Но Горький задумал напечатать десятитомник Ивана Алексеевича. Вот и следовало обсудить это дело с Зиновием Гржебиным, ведавшим делами издательства «Парус».
Когда-то, еще в 1906 году, в другом горьковском издательстве— «Знание», размещавшемся в доме 92 по Невскому, вышел первый сборник из серии «дешевой библиотеки». Естественно, что это были творения самого метра — «Песня о соколе», «Песня о буревестнике» и «Легенда о Марко». Объявили первые сто книг, которые готовило издательство.
Бунин носил в кармане только что отпечатанную книжечку и, весело улыбаясь, показывал при каждом удобном случае:
— Из ста книг — «всего лишь» тридцать пять самого Алексея Максимовича! Завидная скромность!
— А кто остальные авторы? — любопытствовали собеседники.
— Огласим список блестящих авторов, так сказать, лучших из лучших! — произносил Бунин с уморительным видом. — Тех, кто составляет цвет современной литературы.
— Итак, Максим Горький — тридцать пять книг, затем… — он поднимал на слушающих глаза. — Как думаете, кто следующий? Сам великий гусляр — Скиталец, в миру Петров.
Заметим, что Скиталец знал Горького еще с 1897 года. Познакомился с Алексеем Максимовичем в Самаре, находился с ним в переписке. В 1900 году жил недели полторы у того в каком-то сельце Мануйловке, на Харьковщине, о чем всю последующую жизнь вспоминал с особым удовольствием и что дало ему повод называть себя «учеником» Горького.

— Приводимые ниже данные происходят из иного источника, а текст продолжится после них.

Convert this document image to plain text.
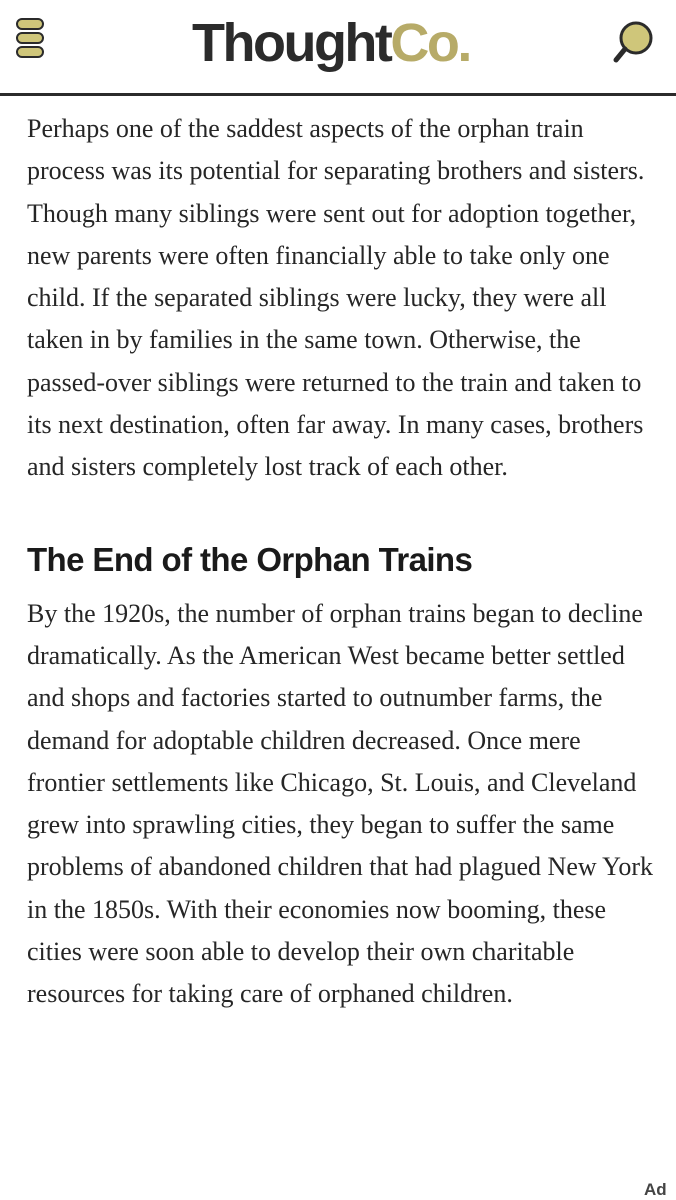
ThoughtCo.

Perhaps one of the saddest aspects of the orphan train process was its potential for separating brothers and sisters. Though many siblings were sent out for adoption together, new parents were often financially able to take only one child. If the separated siblings were lucky, they were all taken in by families in the same town. Otherwise, the passed-over siblings were returned to the train and taken to its next destination, often far away. In many cases, brothers and sisters completely lost track of each other.

The End of the Orphan Trains

By the 1920s, the number of orphan trains began to decline dramatically. As the American West became better settled and shops and factories started to outnumber farms, the demand for adoptable children decreased. Once mere frontier settlements like Chicago, St. Louis, and Cleveland grew into sprawling cities, they began to suffer the same problems of abandoned children that had plagued New York in the 1850s. With their economies now booming, these cities were soon able to develop their own charitable resources for taking care of orphaned children.

Ad
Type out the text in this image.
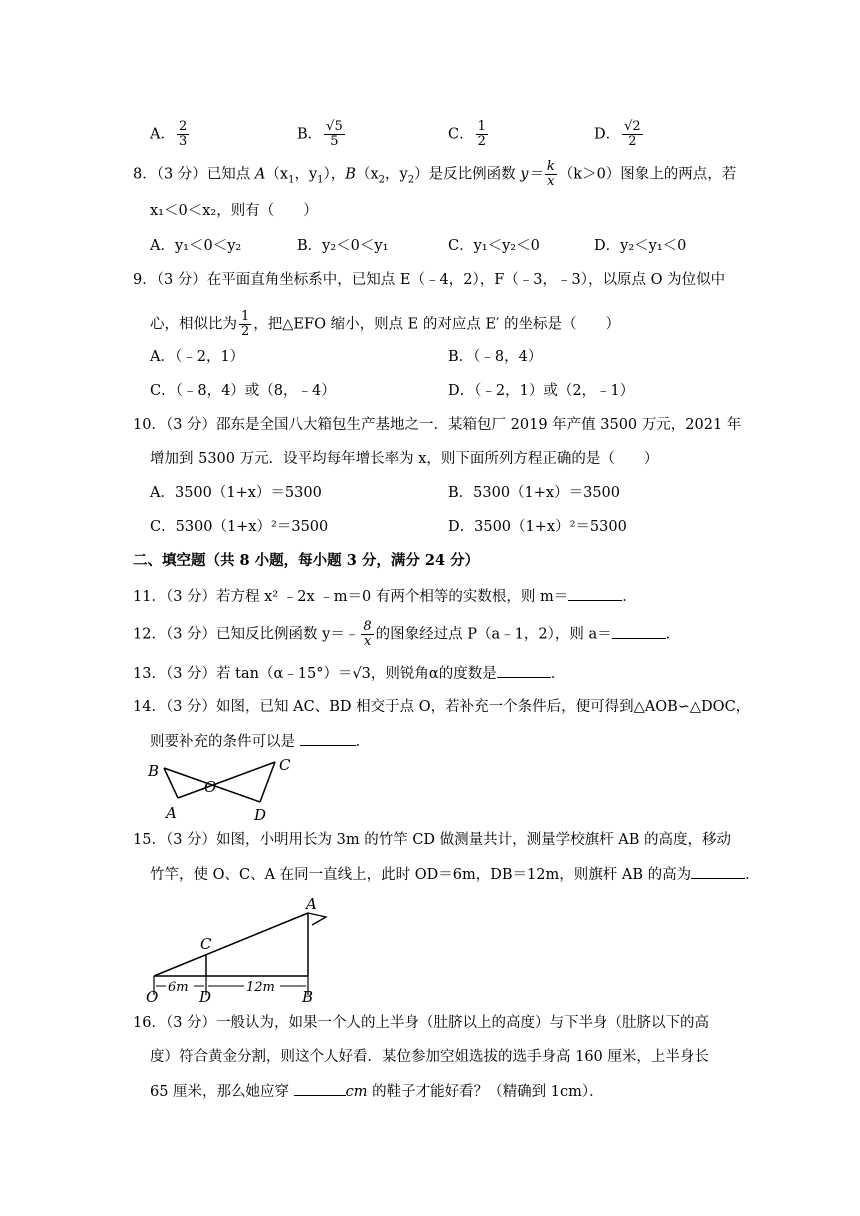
A． $\frac{2}{3}$	B． $\frac{√5}{5}$	C． $\frac{1}{2}$	D． $\frac{√2}{2}$
8．（3 分）已知点 $A(x_1$，$y_1$），$B(x_2$，$y_2$）是反比例函数 $y= \frac{k}{x} (k>0)$图象上的两点，若
x₁＜0＜x₂，则有（　　）
A．y₁＜0＜y₂	B．y₂＜0＜y₁	C．y₁＜y₂＜0	D．y₂＜y₁＜0
9．（3 分）在平面直角坐标系中，已知点 E（﹣4，2），F（﹣3，﹣3），以原点 O 为位似中
心，相似比为 $\frac{1}{2}$ ，把△EFO 缩小，则点 E 的对应点 E′ 的坐标是（　　）
A．（﹣2，1）	B．（﹣8，4）
C．（﹣8，4）或（8，﹣4）	D．（﹣2，1）或（2，﹣1）
10．（3 分）邵东是全国八大箱包生产基地之一．某箱包厂 2019 年产值 3500 万元，2021 年
增加到 5300 万元．设平均每年增长率为 x，则下面所列方程正确的是（　　）
A．3500（1+x）＝5300	B．5300（1+x）＝3500
C．5300（1+x）²＝3500	D．3500（1+x）²＝5300
二、填空题（共 8 小题，每小题 3 分，满分 24 分）
11．（3 分）若方程 x² ﹣2x ﹣m＝0 有两个相等的实数根，则 m＝	．
12．（3 分）已知反比例函数 y＝﹣ $\frac{8}{x}$ 的图象经过点 P（a﹣1，2），则 a＝	．
13．（3 分）若 tan（α﹣15°）＝√3，则锐角α的度数是	．
14．（3 分）如图，已知 AC、BD 相交于点 O，若补充一个条件后，便可得到△AOB∽△DOC，
则要补充的条件可以是	．
B	C
O
A	D
15．（3 分）如图，小明用长为 3m 的竹竿 CD 做测量共计，测量学校旗杆 AB 的高度，移动
竹竿，使 O、C、A 在同一直线上，此时 OD＝6m，DB＝12m，则旗杆 AB 的高为	．
6m	12m
A
C
O	D	B
16．（3 分）一般认为，如果一个人的上半身（肚脐以上的高度）与下半身（肚脐以下的高
度）符合黄金分割，则这个人好看．某位参加空姐选拔的选手身高 160 厘米，上半身长
65 厘米，那么她应穿	cm 的鞋子才能好看？（精确到 1cm）．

Скиталец действительно возил за собой гусли, на которых порой что-то пытался наигрывать, напуская на себя «раздумчивый вид». Еще Скиталец почему-то считался лучшим другом Шаляпина.
— Сборники у нашего гусляра самые злободневные, — продолжал Бунин. — Вот, послушайте их названия: «Сквозь строй», «За тюремной стеной», «Полевой суд»… Ну, прямо слезу вышибает!
— А кто еще?
— Еще Леонид Андреев, Гусев-Оренбургский, Серафимович— чохом на всех почти три десятка книг. Недурно! А вот у Семена Юшкевича всего лишь шесть книжек.
— А сколько у вас, Иван Алексеевич?
— Меня, Куприна и Бальмонта «Знания» осчастливили по одной книжечке. Спасибо Алексею Максимовичу за внимание к нашим никому не нужным персонам. Где нам до Скитальца! Мы ведь даже на гуслях бренчать не научились.
* * *
…И вот теперь, подходя к издательству «Парус», Бунин возле входа столкнулся с Горьким, выходившим с толпой приближенных. Швейцар почтительно обнажил перед Алексеем Максимовичем лысую голову, сдернув с нее обшитую золотым галуном фуражку.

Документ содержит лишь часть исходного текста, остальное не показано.